Saturday, 18 December 2010

Premature celebrations

Well, I don't like to say I warned you, but I did (see "Losers...and Winners"). We've not yet won the Ashes after all. Saturday morning and England have lost 5 wickets and are a couple of hundred runs adrift. The commentators have already admitted defeat. Oh dear!

I suspect the celebration at the release on bail of Wikileaks' founder, Julian Assange, may also prove to be premature and short-lived. Could it have really been £200,000 bond for an alleged sexual assault case? I don't suppose we'll ever know the truth about the whole tangled web surrounding the leak of 3 million US diplomatic files through Wikileaks. To be honest, I don't think I buy the highly confidential and highly damaging claims - if it's true that they were unencrypted and circulated to tens of thousands of American civil servants. I listened to Assange's British lawyer last week and found his account very coherent - but then it would be, wouldn't it?

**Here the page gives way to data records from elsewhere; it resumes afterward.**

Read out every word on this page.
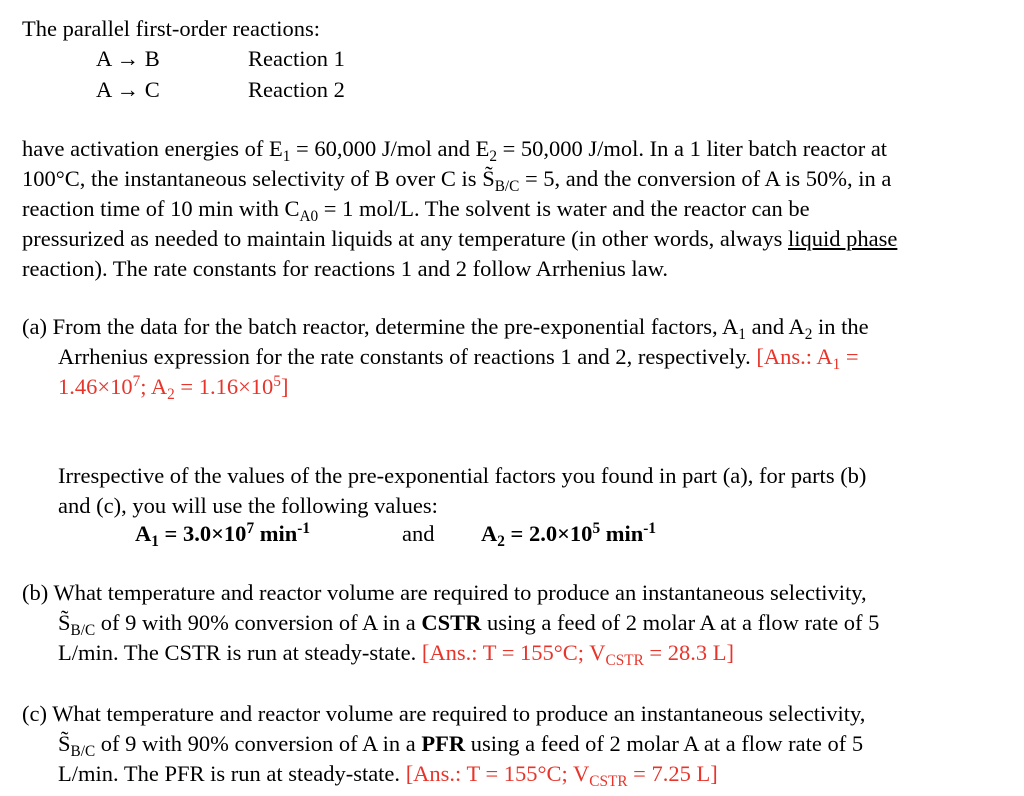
The parallel first-order reactions:
A → B	Reaction 1
A → C	Reaction 2
have activation energies of $E_1 = 60,000$ J/mol and $E_2 = 50,000$ J/mol. In a 1 liter batch reactor at
100°C, the instantaneous selectivity of B over C is $S̃_{B/C} = 5$, and the conversion of A is 50%, in a
reaction time of 10 min with $C_{A0} = 1$ mol/L. The solvent is water and the reactor can be
pressurized as needed to maintain liquids at any temperature (in other words, always liquid phase
reaction). The rate constants for reactions 1 and 2 follow Arrhenius law.
(a) From the data for the batch reactor, determine the pre-exponential factors, $A_1$ and $A_2$ in the
Arrhenius expression for the rate constants of reactions 1 and 2, respectively. [Ans.: $A_1$ =
$1.46\times 10^7$; $A_2 = 1.16\times 10^5$]
Irrespective of the values of the pre-exponential factors you found in part (a), for parts (b)
and (c), you will use the following values:
$A_1 = 3.0\times 10^7$ $\min^{-1}$	and $A_2 = 2.0\times 10^5$ $\min^{-1}$
(b) What temperature and reactor volume are required to produce an instantaneous selectivity,
$S̃_{B/C}$ of 9 with 90% conversion of A in a CSTR using a feed of 2 molar A at a flow rate of 5
L/min. The CSTR is run at steady-state. [Ans.: T = 155°C; $V_{CSTR} = 28.3$ L]
(c) What temperature and reactor volume are required to produce an instantaneous selectivity,
$S̃_{B/C}$ of 9 with 90% conversion of A in a PFR using a feed of 2 molar A at a flow rate of 5
L/min. The PFR is run at steady-state. [Ans.: T = 155°C; $V_{CSTR} = 7.25$ L]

I have no doubt that various governments, and in particular our American friends, will be very annoyed and worried by the apparent ease with which the files were obtained, and their extent. It sounds as though the most sensitive information was redacted before publication, but even so, somewhere out there, someone has the unredacted files. I suppose there are some lessons for everyone. One is that the world wide web is, as Tim Berners Lee intended, a free flowing medium of information and is not really secure. I suspect that governments will tighten up their computer security, but, as Gary MacKinnon proved, a techy computer geek can hack even into the Pentagon computer system. So how about paper and pigeon post?

Another, which shouldn't surprise us, is that what governments tell us is what they want us to hear. The published extracts from the files give quite a different version of events from what's normally released via the media.

In November my favourite journalist sent me a  copy of Tolstoy's How much land does a man need? and other stories. She said she was interested in my reaction to his form of Christian anarchism. I've not yet finished it, but I'm enjoying it. I loved this sentence from Where Love is, God is: "You are in such  despair because you only want to live for your own happiness!"